Gli risponde indirettamente il presidente Lombardo. “Da mesi la Società è impegnata a condividere con tutti i lavoratori e con tutte le sigle sindacali scelte e trasformazioni difficili – spiega - Dopo essere stata lasciata “ferma” dall’inerzia del precedente management ha contrattualizzato tutte le forniture  utilizzando le procedure pubbliche. Ma purtroppo tutto questo si sta traducendo solo ora in fatti concreti. Mezzi e attrezzature nuove stanno arrivando solo in questi giorni. 

La situazione del “pacco mezzi” ex Messinambiente è sotto gli occhi di tutti e la Uil – Trasporti conosce bene la situazione, di come gran parte dei mezzi dati in usufrutto a Messinaservizi sia vecchia ed obsoleta e di come sia antieconomico andare ad aggiustare mezzi ormai di cui non si trovano neanche i pezzi di ricambio”. “Nessuno – continua Lombardo – parla dei disagi per dover conferire rifiuti in una discarica lontana ben125 Km”. “Contestiamo – prosegue Lombardo -  l’affermazione che la città è sporca. Non è vero. La città nella situazione data è gestita al meglio ed in comparazione con altre città metropolitane non può essere criticata una società che pur non avendo un parco mezzi adeguato e nessun sito di smaltimento in città o nelle vicinanze riesce a garantire adeguato il livello di pulizia e raccolta dei rifiuti”. 

C'è una ragione anche sulla distribuzione degli straordinari non omogenea: “La Società ha chiesto a tutti i lavoratori di farsi avanti con la nota del 1 marzo 2019 prot. n. 2184 per fare prolungamento orario in caso di necessità - spiega - Ma non tutti i lavoratori sono disponibili a fare prolungamento orario e straordinario. Facile fare il paragone con gli anni passati. Ma tre anni fa il numero dei lavoratori in forza al settore era pari ad oltre 550 dipendenti.  Quest’anno siamo rimasti in 500. Ed i lavoratori con limitazioni e con oltre 62 anni di età? Aumentati. Ad oggi siamo con 100 unità di personale con oltre 60 anni di età. Abbiamo circa 70 unità con varie limitazioni di salute che non consentono di svolgere lavori di spazzamento e raccolta. Circa 10 lavoratori lungodegenti che non vengono in azienda da mesi. E non parliamo delle assenze che ogni giorno si registrano per malattia. Nel solo mesi di maggio 2019, la media di assenza per malattia è stata di quasi 50 dipendenti per giorno, nonostante noi avessimo avviato le procedure per legge per le verifiche medico fiscali.

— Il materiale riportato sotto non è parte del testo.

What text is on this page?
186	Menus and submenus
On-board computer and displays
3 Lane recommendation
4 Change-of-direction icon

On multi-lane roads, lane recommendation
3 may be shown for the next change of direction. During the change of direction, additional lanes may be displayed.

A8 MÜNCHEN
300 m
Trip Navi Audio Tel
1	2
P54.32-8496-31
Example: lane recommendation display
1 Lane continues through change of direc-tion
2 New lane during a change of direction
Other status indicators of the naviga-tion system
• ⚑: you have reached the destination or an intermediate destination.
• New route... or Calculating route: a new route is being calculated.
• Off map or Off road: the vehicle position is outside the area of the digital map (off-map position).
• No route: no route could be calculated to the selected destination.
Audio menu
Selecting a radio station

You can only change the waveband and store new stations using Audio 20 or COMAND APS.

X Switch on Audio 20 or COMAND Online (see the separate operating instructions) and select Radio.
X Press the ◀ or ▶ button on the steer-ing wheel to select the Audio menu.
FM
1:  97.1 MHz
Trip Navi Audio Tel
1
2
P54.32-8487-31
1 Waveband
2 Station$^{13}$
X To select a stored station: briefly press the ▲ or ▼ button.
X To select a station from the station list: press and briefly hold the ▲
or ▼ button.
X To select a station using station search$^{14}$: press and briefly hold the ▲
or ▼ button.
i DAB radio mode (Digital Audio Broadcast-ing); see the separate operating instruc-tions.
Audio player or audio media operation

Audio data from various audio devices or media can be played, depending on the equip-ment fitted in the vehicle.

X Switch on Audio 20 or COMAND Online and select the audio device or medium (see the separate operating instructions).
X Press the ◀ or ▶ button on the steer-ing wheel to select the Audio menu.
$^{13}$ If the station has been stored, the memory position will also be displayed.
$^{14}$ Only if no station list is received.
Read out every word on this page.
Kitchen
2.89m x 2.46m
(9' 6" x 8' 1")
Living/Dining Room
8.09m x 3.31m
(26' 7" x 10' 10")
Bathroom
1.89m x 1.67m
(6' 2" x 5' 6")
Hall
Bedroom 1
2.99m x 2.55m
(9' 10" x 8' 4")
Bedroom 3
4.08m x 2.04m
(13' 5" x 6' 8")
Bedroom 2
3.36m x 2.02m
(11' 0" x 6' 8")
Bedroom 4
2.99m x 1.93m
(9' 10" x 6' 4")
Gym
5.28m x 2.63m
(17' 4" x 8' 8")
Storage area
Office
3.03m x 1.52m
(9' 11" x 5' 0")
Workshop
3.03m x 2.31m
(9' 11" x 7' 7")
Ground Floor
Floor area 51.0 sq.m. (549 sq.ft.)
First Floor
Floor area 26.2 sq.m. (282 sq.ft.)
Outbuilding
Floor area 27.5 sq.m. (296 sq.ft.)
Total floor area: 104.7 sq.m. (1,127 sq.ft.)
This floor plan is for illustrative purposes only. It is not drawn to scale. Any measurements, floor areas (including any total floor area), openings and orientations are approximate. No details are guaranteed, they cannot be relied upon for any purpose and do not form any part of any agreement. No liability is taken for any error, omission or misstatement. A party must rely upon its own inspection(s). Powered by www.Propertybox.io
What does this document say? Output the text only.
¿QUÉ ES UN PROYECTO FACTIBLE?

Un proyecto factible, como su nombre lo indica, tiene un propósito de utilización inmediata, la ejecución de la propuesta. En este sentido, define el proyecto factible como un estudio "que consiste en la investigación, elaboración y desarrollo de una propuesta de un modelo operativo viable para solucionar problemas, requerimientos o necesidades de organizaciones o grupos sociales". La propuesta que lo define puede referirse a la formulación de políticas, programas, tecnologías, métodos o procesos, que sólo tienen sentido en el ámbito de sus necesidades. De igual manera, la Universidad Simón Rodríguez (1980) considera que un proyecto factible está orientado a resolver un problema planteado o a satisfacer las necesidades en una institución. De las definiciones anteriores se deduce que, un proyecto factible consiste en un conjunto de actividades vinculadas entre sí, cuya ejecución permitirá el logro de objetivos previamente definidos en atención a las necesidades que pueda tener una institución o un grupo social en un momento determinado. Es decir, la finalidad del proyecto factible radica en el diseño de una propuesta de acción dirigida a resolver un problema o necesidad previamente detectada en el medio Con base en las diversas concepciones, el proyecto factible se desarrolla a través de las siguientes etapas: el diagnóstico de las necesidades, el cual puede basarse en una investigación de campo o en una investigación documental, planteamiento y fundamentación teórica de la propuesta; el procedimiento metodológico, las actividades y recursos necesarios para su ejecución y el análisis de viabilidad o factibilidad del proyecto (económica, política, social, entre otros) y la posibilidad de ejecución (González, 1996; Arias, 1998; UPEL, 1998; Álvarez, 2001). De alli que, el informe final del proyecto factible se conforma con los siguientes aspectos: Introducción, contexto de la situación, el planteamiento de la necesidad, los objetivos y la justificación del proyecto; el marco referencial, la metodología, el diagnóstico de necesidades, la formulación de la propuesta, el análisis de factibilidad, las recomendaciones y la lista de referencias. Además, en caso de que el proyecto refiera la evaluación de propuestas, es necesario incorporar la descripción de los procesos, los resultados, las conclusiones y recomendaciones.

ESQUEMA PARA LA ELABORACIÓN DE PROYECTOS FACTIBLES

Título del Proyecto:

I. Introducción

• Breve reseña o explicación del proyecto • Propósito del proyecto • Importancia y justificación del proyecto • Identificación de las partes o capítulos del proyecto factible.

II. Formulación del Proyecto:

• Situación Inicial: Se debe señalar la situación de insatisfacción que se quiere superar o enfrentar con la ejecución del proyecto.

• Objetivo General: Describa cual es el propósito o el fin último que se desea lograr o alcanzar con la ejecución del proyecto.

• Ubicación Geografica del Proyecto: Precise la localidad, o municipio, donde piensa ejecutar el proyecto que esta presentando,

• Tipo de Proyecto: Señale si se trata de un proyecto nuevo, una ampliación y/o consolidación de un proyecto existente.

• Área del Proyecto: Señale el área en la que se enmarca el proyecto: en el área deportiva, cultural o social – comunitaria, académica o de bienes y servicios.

Il 10% della forza lavoro impiegata. Poi va considerato che molti lavoratori svolgono servizi amministrativi ed anche questo incide sulla necessità di lavoratori nei servizi.  Come sia possibile svolgere il servizio in queste situazione sorprende anche noi stessi. Torniamo ai dati il numero di ore impiegate in straordinario è certamente elevato ma in linea con quanto sopra descritto e ci teniamo a  specificare che non incide nemmeno per un centesimo sul costo della tariffa perché è già incluso sul costo del personale. Vi è una carenza cronica di personale soprattutto di quello efficiente e 21.000 ore di straordinario equivalgono a 30 unità di personale che effettivamente mancano per la ragioni citate. Per la verità, le unità di lavoro necessarie e mancanti necessarie sono ben più di 30.

Siamo sicuri che l’azione dell’Azienda è apprezzata dalla stragrande maggioranza dei lavoratori e delle sigle sindacali il cui rapporto è ottimo e di reciproca collaborazione. Non sarà qualche frustrazione o il mancato raggiungimento di qualche posizione personale ad inficiare il lavoro fin qui svolto dai tantissimi che hanno sacrificato anche la famiglia per i risultati raggiunti e che vedranno la loro materializzazione tra breve.  Non si permetterà a nessuno di ‘etero dirigere’ l’azienda come avvenuto in passato. Il tempo dei Direttori Generali “amici” di qualcuno è finito da un pezzo. Bisogna rassegnarsi”.